Dom Professor Doutor Mestre Arquitecto Engenheiro Honoris Causa.
Ministro dos Assuntos Culturais do Reino do Forno

sábado, outubro 20, 2007

Comunicado

REAL ATESTADO

Dom Professor Doutor Mestre Arquitecto Engenheiro Honoris Causa, pela Graça do Senhor Marquis, Ministro dos Assuntos Culturais do Reino do Forno, faz saber e atesta, para os fins tidos por convenientes, que:

a) As expressões “farrucada” e "landreira", apesar de não terem o mesmo exacto signifcado, pertencem à mesma família semântica, indicando, de modo genérico:

i) gente fraca, de baixo nível, mal-educada, barulhenta, incapaz de se comportar de acordo com as regras básicas do trato social.

b) Sublinhe-se que "farrucada" é um nome colectivo, como em, v. g., "que farrucada ali vem!". As suas origens históricas encontram-se numa época em que estava na moda no Reino do Forno falar somente o francês e aqueles que não o sabiam eram segregados do convívio social. Como existia, a crer nos anais de D. Pêro Andrade e Couto, cronista-mor do séc. XV, um cão na corte de nome "Farruco", por corruptela, dado que o animal não falava francês (ou outra língua conhecida), em tom pejorativo e desdenhoso, essas pessoas inadaptadas socialmente passaram a designar-se por "farrucada". Com o decurso do tempo, o significado actual manteve-se próximo do original.

c) O termo "landreira" designa uma mulher suja, mal-arranjada, que não sabe cuidar da lida da casa, em geral gorda, matrona. Advém do termo "landras" que, nos animais, são acumulações de sujidade junto aos pêlos, o que transforma em verdadeiros nós esses pedaços da cobertura dos bichos. Também é usado, ainda hoje, por similitude, para designar o borboto das camisolas de lã e de outras peças de vestuário. Diz-se, pois "vou tirar as landras a esta camisola, pois a landreira da tua mãe nem isso sabe fazer!" (uma típica sogra que se dirige ao neto e assim demonstra enorme carinho pela nora).

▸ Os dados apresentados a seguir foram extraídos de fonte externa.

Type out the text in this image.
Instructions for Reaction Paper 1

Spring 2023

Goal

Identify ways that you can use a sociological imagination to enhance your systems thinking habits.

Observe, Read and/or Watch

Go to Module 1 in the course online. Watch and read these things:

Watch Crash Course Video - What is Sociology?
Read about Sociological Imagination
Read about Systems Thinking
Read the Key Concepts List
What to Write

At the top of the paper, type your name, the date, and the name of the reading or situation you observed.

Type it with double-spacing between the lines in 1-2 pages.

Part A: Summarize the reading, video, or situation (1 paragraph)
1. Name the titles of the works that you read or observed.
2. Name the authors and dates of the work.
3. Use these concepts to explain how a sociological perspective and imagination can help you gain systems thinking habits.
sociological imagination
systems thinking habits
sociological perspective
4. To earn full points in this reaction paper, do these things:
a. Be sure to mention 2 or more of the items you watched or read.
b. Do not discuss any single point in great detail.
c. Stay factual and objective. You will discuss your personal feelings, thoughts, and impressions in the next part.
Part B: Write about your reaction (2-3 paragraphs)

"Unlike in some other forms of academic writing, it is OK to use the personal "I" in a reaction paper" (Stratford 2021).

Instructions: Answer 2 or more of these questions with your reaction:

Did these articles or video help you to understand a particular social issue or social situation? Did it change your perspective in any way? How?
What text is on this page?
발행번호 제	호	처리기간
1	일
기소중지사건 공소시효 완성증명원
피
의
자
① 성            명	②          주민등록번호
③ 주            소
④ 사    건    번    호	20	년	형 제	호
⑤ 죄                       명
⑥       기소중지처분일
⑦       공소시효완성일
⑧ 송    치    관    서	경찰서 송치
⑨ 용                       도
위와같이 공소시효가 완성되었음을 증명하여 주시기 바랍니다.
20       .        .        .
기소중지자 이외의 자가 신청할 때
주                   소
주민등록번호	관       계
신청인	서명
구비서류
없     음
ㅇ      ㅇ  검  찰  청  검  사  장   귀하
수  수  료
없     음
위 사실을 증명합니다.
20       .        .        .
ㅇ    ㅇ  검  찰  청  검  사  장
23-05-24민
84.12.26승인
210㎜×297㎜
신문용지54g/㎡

É o que se nos oferece dizer a propósito da consulta solicitada e a que, com a magnanimidade do Senhor Marquis, nos foi ordenado que respondêssemos.

Guarde-se um exemplar deste atestado no Real Arquivo Linguístico Fornense e enviem-se cópias a todos os Reinos da COMUVAMA.

Visto pelo Senhor Marquis, que não assina porque manda dizer que Lhe não apraz.

Dado no Palácio das Carrancas, Sede do Ministério dos Assuntos Culturais, aos vinte dias do mês de Outubro do A.G. do Senhor Marquis de dois mil e sete, festa de Santa Teresinha das Ameixas, Padroeira dos Oprimidos (ao nível do trato intestinal).


Dom Professor Doutor Mestre Arquitecto Engenheiro Honoris Causa.